Apakah Tayamum Harus menggunakan Debu?

0
430

BincangSyariah.Com – Semua ulama sepakat bahwa hukum asal tanah dan debu adalah suci dan bisa digunakan untuk bersuci. Dalam najis anjing dan babi, atau yang lebih dikenal dengan sebutan najis mughalladzah, harus disucikan dengan tujuh kali basuhan dan basuhan pertama atau salah satunya dicampur dengan debu. Syarat sah tayamum, salah satunya harus menggunakan tanah suci yang berdebu. Yang terakhir ini juga disepakati para ulama sebagaimana dinukil oleh Imam al-Qurthubi, al-Qarafi dan lain sebagainya.

Namun, haruskah tayamum dengan tanah berdebu? Apakah selain tanah berdebu tidak sah untuk digunakan?

Dalam masalah ini terjadi perbedaan ulama. Secara umum ada dua pendapat ulama tentang boleh tidaknya tayamum dengan selain tanah berdebu. Ulama Syafiiyah, Hanabilah, Ibnu Hajar, Daud al-Dzahiri, Ibnu al-Munzir dan sebagian besar ulama fiqih mengatakan tidak sah tayamum dengan selain tanah berdebu.

Sedangkan ulama Hanafiyah dan Malikiyah berpendapat bahwa tidak harus menggunakan tanah berdebu, melainkan semua benda di permukaan bumi boleh juga digunakan untuk tayamum, baik berupa tanah, batu, kerikil, pasir dan lain sebagainya.

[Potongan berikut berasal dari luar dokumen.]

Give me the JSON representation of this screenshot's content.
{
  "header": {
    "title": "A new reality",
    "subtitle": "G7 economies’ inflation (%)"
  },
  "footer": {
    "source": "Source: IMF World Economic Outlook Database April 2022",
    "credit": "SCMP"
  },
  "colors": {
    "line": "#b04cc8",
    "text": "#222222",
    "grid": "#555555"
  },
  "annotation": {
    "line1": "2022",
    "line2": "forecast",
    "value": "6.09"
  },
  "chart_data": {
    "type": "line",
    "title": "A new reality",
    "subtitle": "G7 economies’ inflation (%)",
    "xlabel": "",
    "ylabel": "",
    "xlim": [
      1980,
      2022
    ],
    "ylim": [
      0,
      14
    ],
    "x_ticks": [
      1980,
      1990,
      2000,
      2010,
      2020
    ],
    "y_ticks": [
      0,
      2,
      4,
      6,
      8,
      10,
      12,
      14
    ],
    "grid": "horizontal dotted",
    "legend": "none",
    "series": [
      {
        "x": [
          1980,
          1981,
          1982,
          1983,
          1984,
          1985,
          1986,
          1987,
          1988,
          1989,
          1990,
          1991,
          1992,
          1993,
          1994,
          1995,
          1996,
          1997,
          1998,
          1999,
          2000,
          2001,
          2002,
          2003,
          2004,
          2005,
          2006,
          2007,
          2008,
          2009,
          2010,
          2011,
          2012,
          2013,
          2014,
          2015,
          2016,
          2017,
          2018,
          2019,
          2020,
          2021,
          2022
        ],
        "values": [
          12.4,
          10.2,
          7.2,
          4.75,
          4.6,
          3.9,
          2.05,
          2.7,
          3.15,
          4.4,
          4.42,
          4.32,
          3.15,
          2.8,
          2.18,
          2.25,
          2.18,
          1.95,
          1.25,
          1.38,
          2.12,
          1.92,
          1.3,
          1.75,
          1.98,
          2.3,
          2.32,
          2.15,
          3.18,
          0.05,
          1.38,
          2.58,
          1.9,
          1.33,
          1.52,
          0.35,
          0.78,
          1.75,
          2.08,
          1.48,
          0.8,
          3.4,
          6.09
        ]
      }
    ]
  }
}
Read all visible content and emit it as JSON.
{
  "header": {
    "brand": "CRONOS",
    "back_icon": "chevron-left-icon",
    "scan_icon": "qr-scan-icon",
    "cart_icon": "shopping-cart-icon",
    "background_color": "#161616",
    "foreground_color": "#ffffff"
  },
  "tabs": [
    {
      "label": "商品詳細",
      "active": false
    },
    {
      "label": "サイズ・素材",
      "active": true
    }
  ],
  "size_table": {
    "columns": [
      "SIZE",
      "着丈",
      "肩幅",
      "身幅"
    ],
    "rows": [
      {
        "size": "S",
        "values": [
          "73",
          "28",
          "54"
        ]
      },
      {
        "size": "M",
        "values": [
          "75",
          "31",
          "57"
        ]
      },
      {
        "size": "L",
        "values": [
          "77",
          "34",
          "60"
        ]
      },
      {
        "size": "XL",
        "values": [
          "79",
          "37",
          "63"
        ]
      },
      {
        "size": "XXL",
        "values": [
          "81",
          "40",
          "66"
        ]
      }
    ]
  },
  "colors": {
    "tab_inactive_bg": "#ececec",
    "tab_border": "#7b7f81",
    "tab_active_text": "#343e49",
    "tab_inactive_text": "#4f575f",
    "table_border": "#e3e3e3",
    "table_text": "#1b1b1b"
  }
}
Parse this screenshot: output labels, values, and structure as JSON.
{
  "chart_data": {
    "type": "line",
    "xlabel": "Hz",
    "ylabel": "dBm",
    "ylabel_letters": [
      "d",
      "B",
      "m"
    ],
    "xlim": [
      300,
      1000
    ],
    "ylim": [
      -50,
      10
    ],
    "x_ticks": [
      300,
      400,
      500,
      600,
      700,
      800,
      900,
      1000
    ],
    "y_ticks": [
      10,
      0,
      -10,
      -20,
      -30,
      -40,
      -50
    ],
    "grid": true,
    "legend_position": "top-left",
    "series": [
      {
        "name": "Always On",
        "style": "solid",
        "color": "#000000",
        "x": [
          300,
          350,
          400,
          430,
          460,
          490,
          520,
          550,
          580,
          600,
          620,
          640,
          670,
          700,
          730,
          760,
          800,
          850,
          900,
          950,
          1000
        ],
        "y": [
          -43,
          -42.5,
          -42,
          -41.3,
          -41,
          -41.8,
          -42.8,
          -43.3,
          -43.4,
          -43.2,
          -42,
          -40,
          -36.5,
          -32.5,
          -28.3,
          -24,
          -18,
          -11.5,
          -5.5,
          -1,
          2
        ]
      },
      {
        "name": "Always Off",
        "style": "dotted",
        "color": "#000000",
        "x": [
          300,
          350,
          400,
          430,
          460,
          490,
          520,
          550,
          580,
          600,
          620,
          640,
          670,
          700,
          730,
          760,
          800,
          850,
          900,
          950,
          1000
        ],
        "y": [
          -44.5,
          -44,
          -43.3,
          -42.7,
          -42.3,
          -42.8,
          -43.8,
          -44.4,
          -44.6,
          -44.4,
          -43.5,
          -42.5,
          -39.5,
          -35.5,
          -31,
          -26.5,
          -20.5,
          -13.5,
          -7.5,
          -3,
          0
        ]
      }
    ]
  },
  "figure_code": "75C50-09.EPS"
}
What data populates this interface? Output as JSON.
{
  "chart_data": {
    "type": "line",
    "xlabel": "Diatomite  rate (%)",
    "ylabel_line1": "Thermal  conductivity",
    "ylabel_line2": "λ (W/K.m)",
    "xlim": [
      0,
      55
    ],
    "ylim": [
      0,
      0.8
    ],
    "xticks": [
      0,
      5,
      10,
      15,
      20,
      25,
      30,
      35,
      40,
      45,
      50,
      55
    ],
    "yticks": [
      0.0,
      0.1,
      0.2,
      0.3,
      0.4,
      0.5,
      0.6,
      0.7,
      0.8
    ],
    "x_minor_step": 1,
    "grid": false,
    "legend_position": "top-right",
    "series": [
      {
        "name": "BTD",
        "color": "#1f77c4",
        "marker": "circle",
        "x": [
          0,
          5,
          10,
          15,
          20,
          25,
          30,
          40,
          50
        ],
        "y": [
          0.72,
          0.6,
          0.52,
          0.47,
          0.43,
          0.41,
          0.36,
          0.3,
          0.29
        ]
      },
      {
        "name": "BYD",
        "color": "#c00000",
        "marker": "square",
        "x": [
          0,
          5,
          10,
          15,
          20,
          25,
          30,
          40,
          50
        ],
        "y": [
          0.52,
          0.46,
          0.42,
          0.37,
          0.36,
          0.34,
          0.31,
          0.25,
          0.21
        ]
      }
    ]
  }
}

Menurut pendapat pertama, kriteria tanah yang bisa digunakah ber-tayamum harus suci dan mensucikan, berdebu, tidak basah. Dengan begitu, tanah yang najis dan musta’mal tidak sah digunakan tayamum. Begitu pula tanah yang tidak berdebu karena basah, lumpur, atau benda padat seperti batu dan pecahan marmer, maka tidak sah digunakan ber-tayamum.

Dalam kitab Al-umm, Imam Syafi’i menjelaskan bahwa arti lafadz صعيد dalam surat Annisa’ ayat 4 adalah tanah yang berdebu. Sehingga benda padat selain tanah berdebu tidak boleh digunakan ber-tayamum karena tidak dinamakan صعيد.

Sedangkan menurut pendapat kedua, seluruh permukaan bumi yang bersih, baik berupa pasir, bebatuan, tanah yang berair, lembab ataupun kering, semuanya sah digunakan tayamum. Hal ini berdasarkan hadis riwayat Imam al-Bukhari dari Huzaifah Ibn Yaman;

Baca Juga :  Kapan Tayamum Disyariatkan?

جُعِلَتِ الأَرْضُ كُلُّهَا لِى وَلأُمَّتِى مَسْجِداً وَطَهُوراً

Dijadikan permukaan bumi  seluruhnya bagiku dan umatku sebagai tempat untuk sujud dan sesuatu yang digunakan untuk bersuci.”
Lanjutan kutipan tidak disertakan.